L'autre frein à l'utilisation du CDI réside dans les obligations que crée sa rupture par l'entreprise. Il lui revient en effet de reclasser le salarié, ce qui accroit le coût de la procédure, la ralentit (ce qui est dangereux pour les autres salariés lorsque l'entreprise est en difficulté), et n'est pas nécessairement efficace (surtout dans les PME dont ce n'est pas le métier). Il nous faut donc réfléchir, comme l'on fait nos voisins, à transférer ces obligations sur le service public de l'emploi. Mais celui-ci n'est pas aujourd'hui dimensionné pour cela : chaque agent de l'ANPE gère 150 demandeurs d'emploi (ce qui le limite aujourd'hui principalement à les contrôler et à les sanctionner), contre 15 au Danemark. Cela ne pourra donc fonctionner qu'au prix d'une profonde réforme de ces services de l'emploi, qui manquent cruellement de moyens. Il faut pouvoir assurer à chacun un bilan de compétences, des formations et un accompagnement plus étroit (aide au CV, préparation des entretiens...). La flexibilité a donc un coût qui dans une même logique de mutualisation des risques, doit être transféré dans les charges sociales (ou une TVA sociale comme je le crois préférable).

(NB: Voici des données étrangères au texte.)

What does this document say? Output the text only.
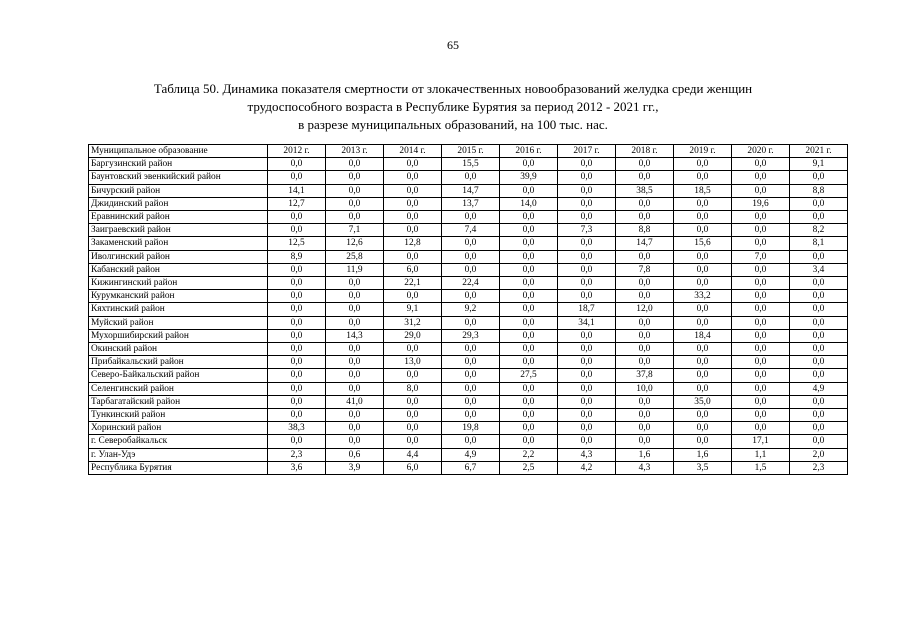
65
Таблица 50. Динамика показателя смертности от злокачественных новообразований желудка среди женщин
трудоспособного возраста в Республике Бурятия за период 2012 - 2021 гг.,
в разрезе муниципальных образований, на 100 тыс. нас.
Муниципальное образование	2012 г.	2013 г.	2014 г.	2015 г.	2016 г.	2017 г.	2018 г.	2019 г.	2020 г.	2021 г.
Баргузинский район	0,0	0,0	0,0	15,5	0,0	0,0	0,0	0,0	0,0	9,1
Баунтовский эвенкийский район	0,0	0,0	0,0	0,0	39,9	0,0	0,0	0,0	0,0	0,0
Бичурский район	14,1	0,0	0,0	14,7	0,0	0,0	38,5	18,5	0,0	8,8
Джидинский район	12,7	0,0	0,0	13,7	14,0	0,0	0,0	0,0	19,6	0,0
Еравнинский район	0,0	0,0	0,0	0,0	0,0	0,0	0,0	0,0	0,0	0,0
Заиграевский район	0,0	7,1	0,0	7,4	0,0	7,3	8,8	0,0	0,0	8,2
Закаменский район	12,5	12,6	12,8	0,0	0,0	0,0	14,7	15,6	0,0	8,1
Иволгинский район	8,9	25,8	0,0	0,0	0,0	0,0	0,0	0,0	7,0	0,0
Кабанский район	0,0	11,9	6,0	0,0	0,0	0,0	7,8	0,0	0,0	3,4
Кижингинский район	0,0	0,0	22,1	22,4	0,0	0,0	0,0	0,0	0,0	0,0
Курумканский район	0,0	0,0	0,0	0,0	0,0	0,0	0,0	33,2	0,0	0,0
Кяхтинский район	0,0	0,0	9,1	9,2	0,0	18,7	12,0	0,0	0,0	0,0
Муйский район	0,0	0,0	31,2	0,0	0,0	34,1	0,0	0,0	0,0	0,0
Мухоршибирский район	0,0	14,3	29,0	29,3	0,0	0,0	0,0	18,4	0,0	0,0
Окинский район	0,0	0,0	0,0	0,0	0,0	0,0	0,0	0,0	0,0	0,0
Прибайкальский район	0,0	0,0	13,0	0,0	0,0	0,0	0,0	0,0	0,0	0,0
Северо-Байкальский район	0,0	0,0	0,0	0,0	27,5	0,0	37,8	0,0	0,0	0,0
Селенгинский район	0,0	0,0	8,0	0,0	0,0	0,0	10,0	0,0	0,0	4,9
Тарбагатайский район	0,0	41,0	0,0	0,0	0,0	0,0	0,0	35,0	0,0	0,0
Тункинский район	0,0	0,0	0,0	0,0	0,0	0,0	0,0	0,0	0,0	0,0
Хоринский район	38,3	0,0	0,0	19,8	0,0	0,0	0,0	0,0	0,0	0,0
г. Северобайкальск	0,0	0,0	0,0	0,0	0,0	0,0	0,0	0,0	17,1	0,0
г. Улан-Удэ	2,3	0,6	4,4	4,9	2,2	4,3	1,6	1,6	1,1	2,0
Республика Бурятия	3,6	3,9	6,0	6,7	2,5	4,2	4,3	3,5	1,5	2,3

Ces positions ne sont sans doute pas populaires à gauche, et je vois déjà poindre les accusations de mise à mort du CDI. Je le crois à l'inverse malade, victime de la concurrence des nombreux contrats précaires, et instrument de la fracture sociale. Le CDI est né d'un consensus national adapté à la France de la libération et des 30 glorieuses, on ne pourra aujourd'hui le remettre au coeur de notre modèle social qu'avec un nouveau consensus issu de la négociation collective. Il sera nécessairement plus flexible. Notre combat doit être de le rendre également plus solidaire.